ドラフトで巨人から3位指名を受けた154キロ左腕・山城 京平投手(興南-亜細亜大)は近年、巨人がドラフト指名した左腕では…
ドラフトで巨人から3位指名を受けた154キロ左腕・山城 京平投手(興南-亜細亜大)は近年、巨人がドラフト指名した左腕ではピカイチのスピードを持った逸材だ。
最終学年となった昨春のリーグ戦では2勝1敗、防御率1.39(防御率1位)の好成績を残し、左腕ながら150キロ台を連発。大学日本代表にも選ばれ、一時はドラ1候補の声もあった。ただ制球力が課題で、昨秋のリーグ戦では25.1回を投げ、防御率3.20だった。
プロで活躍するには何が必要か。どのポジションで活躍する投手なのか、予想してみた。
山城はセットポジションから始動し、トルネード気味に右足を上げてから、踏み出しの勢いを使って体を鋭く回転させて剛速球を生み出している。174センチ71キロと細身ではあるが、腕の振りが他の投手と比べても、かなり速い。好調時に投げ込む常時150キロ台のストレートは簡単に打ち返せない。
変化球はスリークォーターの特性上、120キロ台後半のスライダーが中心。手元で鋭く切れており、春ではストレート、スライダーのコンビネーションが優れていた。
体の回転で投げる投手は軸がぶれたり、踏み込んでいく際にバランスを崩してしまいリリースポイントがバラバラになることで、制球が安定しない傾向がある。昨秋のリーグ戦ではバランスを崩して、カウントを苦しくしてしまい、思い通りの投球ができていなかった。このあたりが評価を下げた要因ではないか。
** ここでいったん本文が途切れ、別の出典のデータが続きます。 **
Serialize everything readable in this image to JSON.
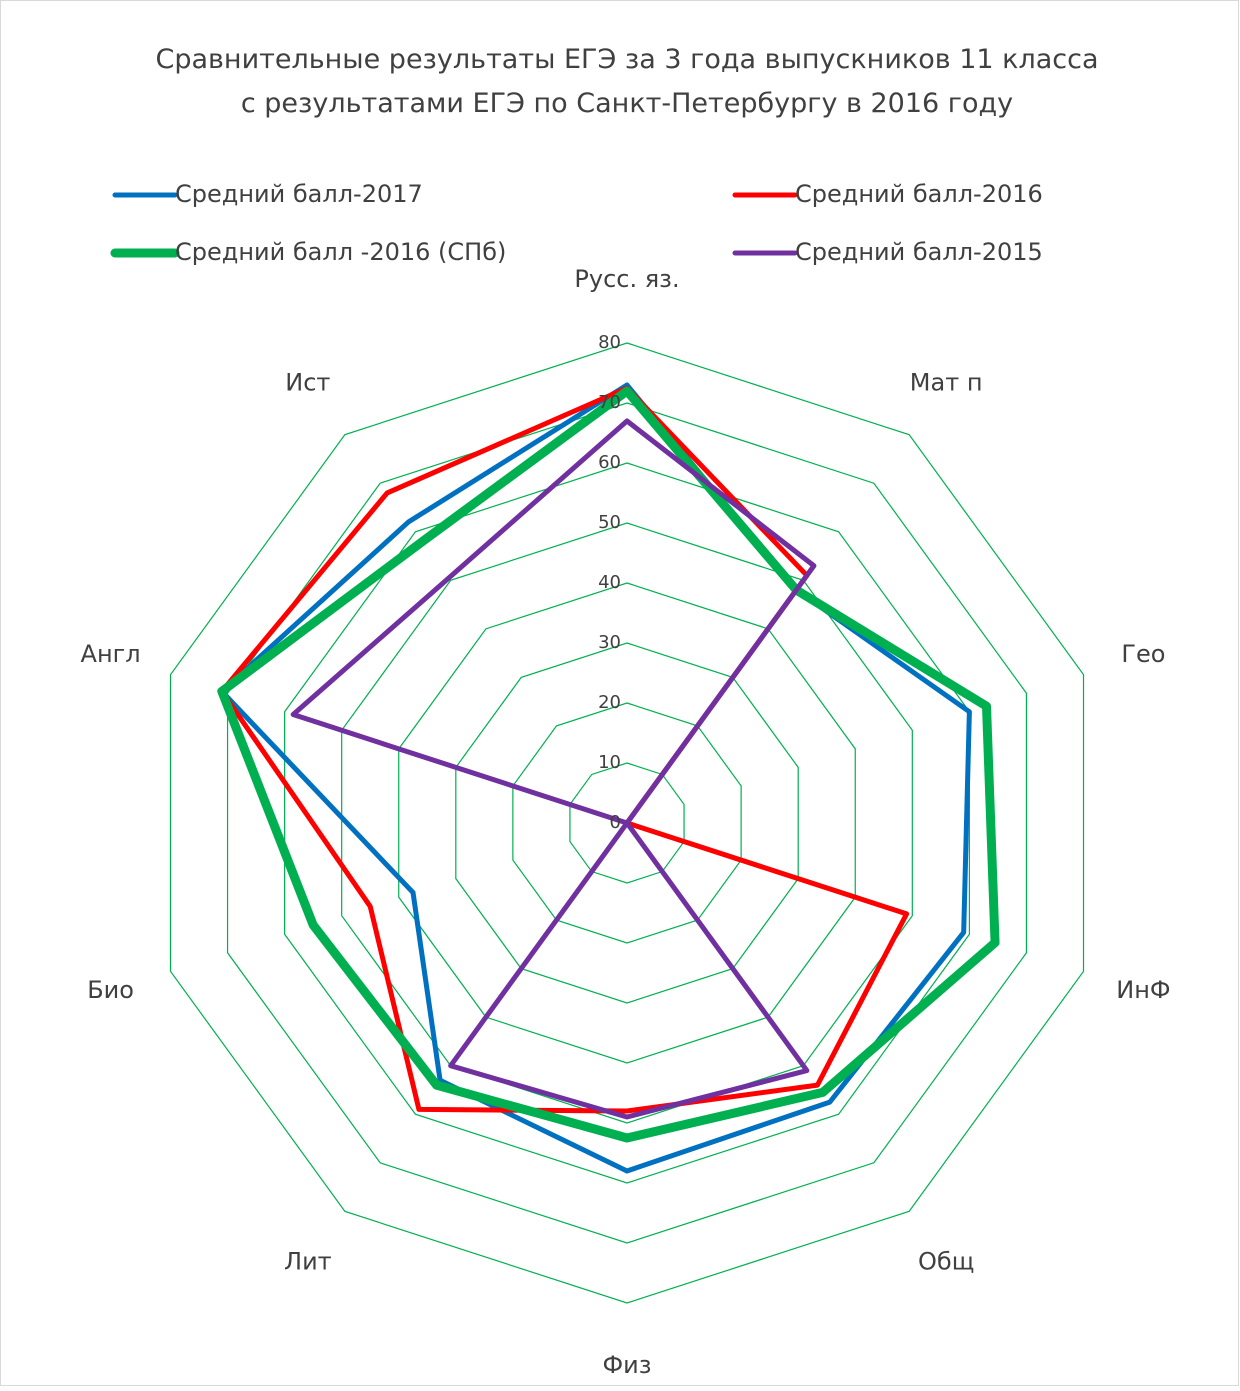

またプロで活躍する先発投手は、緩急、縦変化など様々な変化で勝負する投手が望ましい。山城はストレート以外だとスライダー主体なので、NPBの世界だと相手打線が二巡目以降になると捉えられやすくなってしまうだろう。
まず山城はどの舞台でも自分の投球フォームで投げられる技術、メンタルを二軍の舞台で身につけることからスタートになる。防御率1点台だった4年春の投球は分かっていても簡単に打ち返せないほどのストレートの速さ、威力があり、1年間投げられれば、一軍でも通用するだろう。
投げるポジションは中継ぎに向いている。力加減を調整したり、多彩な球種を使ってゲームメイクする先発よりも、短いイニングをフルスロットルで勝負する中継ぎのほうが活躍できるのではないか。
巨人には中川皓太という絶対的な中継ぎがいるが、中川は今年で32歳。あと何年、セットアッパーで活躍できるかは分からない。巨人は5年後、10年後を見据えて、山城を次世代の左のセットアッパー候補として育てていく必要があるだろう。
モデルケースは中川になる。中川は大卒4年目で67試合を果たし、大ブレイクしたが、山城も安定感のあるパフォーマンスができるまでには時間はかかりそう。1年目は二軍中心、2年目は15試合登板前後、3年目から一軍定着で30試合登板以上を狙うのではないか。
プロの世界では常時150キロ台の速球でねじ伏せるセットアッパーへ成長できるか注目だ。